Firstly it is good to know that the people down in DV consider Parliament Square to be their “living room”. This is the major problem with DV. It is nothing to do with the fact that people are protesting the war. That is their right. It is the fact that they have chosen to turn Parliament Square into their home. This cannot be tolerated.

Secondly cuts to the amount spent on public services do not by definition have to mean cuts to the public services themselves. Better eficiencies and a reduction in bureaucracy can mean less money spent to provide the same services.

We’re losing our civil rights day by day, and have sleep-walked ourselves into the world’s most surveilled society,  where anyone can be locked up with no charge for 30 days in the name of national security and peaceful demonstrators are arrested for sitting outside Downing Street.

Our parliamentarians, whether they start out with good intentions or not, are standing by or actively supporting terrible injustices at home and abroad, which have been pre-planned by undemocratic think tanks and unelected  Whitehall mandarins.

Tony Benn recently said, ‘the politics of the present is in Parliament, the politics of the future is in Democracy Village and on the streets.’

Instead of sitting around complaining when things go wrong, let’s actually make a change. We believe it’s our duty to resist injustice, and permanently protesting outside parliament is the way we choose to do that.

OK, this is just ridiculous. “Instead of sitting around complaining when things go wrong” So you believe something has gone wrong and what are you doing about it? You are sitting around and complaining about it. That is most definitely not how you change it.

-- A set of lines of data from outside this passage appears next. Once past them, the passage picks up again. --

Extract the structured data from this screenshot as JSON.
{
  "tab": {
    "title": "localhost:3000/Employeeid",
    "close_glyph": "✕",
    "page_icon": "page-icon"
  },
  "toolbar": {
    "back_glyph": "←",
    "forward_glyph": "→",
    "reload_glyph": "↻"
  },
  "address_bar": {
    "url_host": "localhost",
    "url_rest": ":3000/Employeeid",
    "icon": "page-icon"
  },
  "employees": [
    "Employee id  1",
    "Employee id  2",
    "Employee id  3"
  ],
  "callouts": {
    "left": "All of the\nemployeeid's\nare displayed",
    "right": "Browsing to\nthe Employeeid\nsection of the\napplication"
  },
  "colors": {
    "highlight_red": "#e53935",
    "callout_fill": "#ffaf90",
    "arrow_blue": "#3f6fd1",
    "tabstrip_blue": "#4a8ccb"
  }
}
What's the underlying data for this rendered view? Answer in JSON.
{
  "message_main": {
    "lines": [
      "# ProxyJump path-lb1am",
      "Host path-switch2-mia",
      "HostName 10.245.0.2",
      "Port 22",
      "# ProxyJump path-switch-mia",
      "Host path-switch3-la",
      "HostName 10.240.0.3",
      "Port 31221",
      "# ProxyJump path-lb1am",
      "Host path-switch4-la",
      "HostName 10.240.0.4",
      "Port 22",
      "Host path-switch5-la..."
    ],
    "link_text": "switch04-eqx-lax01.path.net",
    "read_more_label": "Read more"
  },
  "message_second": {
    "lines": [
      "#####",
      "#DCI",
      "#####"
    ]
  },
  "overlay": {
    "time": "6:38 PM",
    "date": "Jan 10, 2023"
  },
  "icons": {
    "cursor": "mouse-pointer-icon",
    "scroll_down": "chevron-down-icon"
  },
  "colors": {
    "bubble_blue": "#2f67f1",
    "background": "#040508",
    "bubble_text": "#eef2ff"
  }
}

We want to learn how to become more passionate and compassionate, heal the rifts that seem to be widening between our communities, and ultimately be proud of our country again.

I for one am very proud of the country I live in. The thing that has made me least proud in the last few months is DV turning Parliament Square into a squat. The sooner people are evicted from this spot the better. Come back and protest if you want but don’t do it permanently. You do not live there, go back to your homes if you have them and get back to paying those taxes you seem so worried about.

We can do it.  We must do it.  We will do it.